Everything about Drive is just cool. From its swish and pulsating soundtrack, to Nicolas Winding Refn's virtuoso direction as he paints a hypnotic portrait of Los Angeles, all the way through to Ryan Gosling's mesmerizing performance as yet another unnamed driver. Like Edgar Wright, Nicolas Winding Refn was influenced by Walter Hill's The Driver. But both filmmakers use this premise purely as a starting point, and then build their own distinctive worlds and films around it.
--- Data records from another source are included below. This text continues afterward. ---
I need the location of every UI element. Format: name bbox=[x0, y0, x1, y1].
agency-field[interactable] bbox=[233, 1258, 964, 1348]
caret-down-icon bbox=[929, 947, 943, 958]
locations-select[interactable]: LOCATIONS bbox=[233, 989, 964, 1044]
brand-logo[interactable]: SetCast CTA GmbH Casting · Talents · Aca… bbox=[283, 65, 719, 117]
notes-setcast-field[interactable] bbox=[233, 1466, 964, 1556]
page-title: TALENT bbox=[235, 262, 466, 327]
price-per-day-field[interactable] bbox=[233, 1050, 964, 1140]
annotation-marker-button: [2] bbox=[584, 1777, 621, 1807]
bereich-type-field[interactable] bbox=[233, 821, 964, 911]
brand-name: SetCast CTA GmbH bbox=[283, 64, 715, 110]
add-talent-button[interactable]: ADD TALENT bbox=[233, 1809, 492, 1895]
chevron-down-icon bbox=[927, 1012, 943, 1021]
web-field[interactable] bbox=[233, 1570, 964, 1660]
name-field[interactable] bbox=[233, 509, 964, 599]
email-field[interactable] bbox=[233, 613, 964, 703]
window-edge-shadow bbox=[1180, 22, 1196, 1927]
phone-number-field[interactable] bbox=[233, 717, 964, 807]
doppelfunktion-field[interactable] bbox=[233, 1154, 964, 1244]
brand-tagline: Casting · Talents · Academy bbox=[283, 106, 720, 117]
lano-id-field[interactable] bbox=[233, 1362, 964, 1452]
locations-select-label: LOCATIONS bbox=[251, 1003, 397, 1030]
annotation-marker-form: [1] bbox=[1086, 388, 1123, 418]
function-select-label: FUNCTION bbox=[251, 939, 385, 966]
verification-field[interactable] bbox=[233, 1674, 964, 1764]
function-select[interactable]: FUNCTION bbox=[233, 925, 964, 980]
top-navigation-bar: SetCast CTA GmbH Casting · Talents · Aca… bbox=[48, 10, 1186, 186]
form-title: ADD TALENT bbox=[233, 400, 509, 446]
If Edgar Wright's Baby Driver is the energetic younger brother, then Nicolas Winding Refn's Drive is the cooler, suaver eldest that you immediately recognize as cool.
The Italian Job
Every single British person can immediately recite The Italian Job from their birth. It's just indoctrinated into us. So it was inevitable that Edgar Wright would in some way be influenced by the 1969 caper heist film, which revolves around Michael Caine's Charlie Croker trying to steal $4 million dollars from the center of Turin before escaping to Switzerland. As part of this, Croker and his team partake in one of the coolest car chases in cinema history, which sees them darting around the Italian city in three minis. While The Italian Job has the Mona Lisa of endings, too, it is also just an out and out hoot.
Stanley Kubrick's most underrated film, The Killing, is meticulous, slick, audacious, and thoroughly engrossing. The Killing revolves around a gang of thieves attempting to rob $2 million from the money-counting room inside a racetrack, and Stanley Kubrick makes sure that we see every step of the way. It all ticks along to the dulcet tones of Art Gilmore's omnipresent narrator, who keeps us up to date with every minute and second of the crime. With The Killing, Stanley Kubrick took a recognized genre/story and flipped it on its head, in the process creating one of the most original and captivating crime films ever released. Much like Edgar Wright has now done with Baby Driver.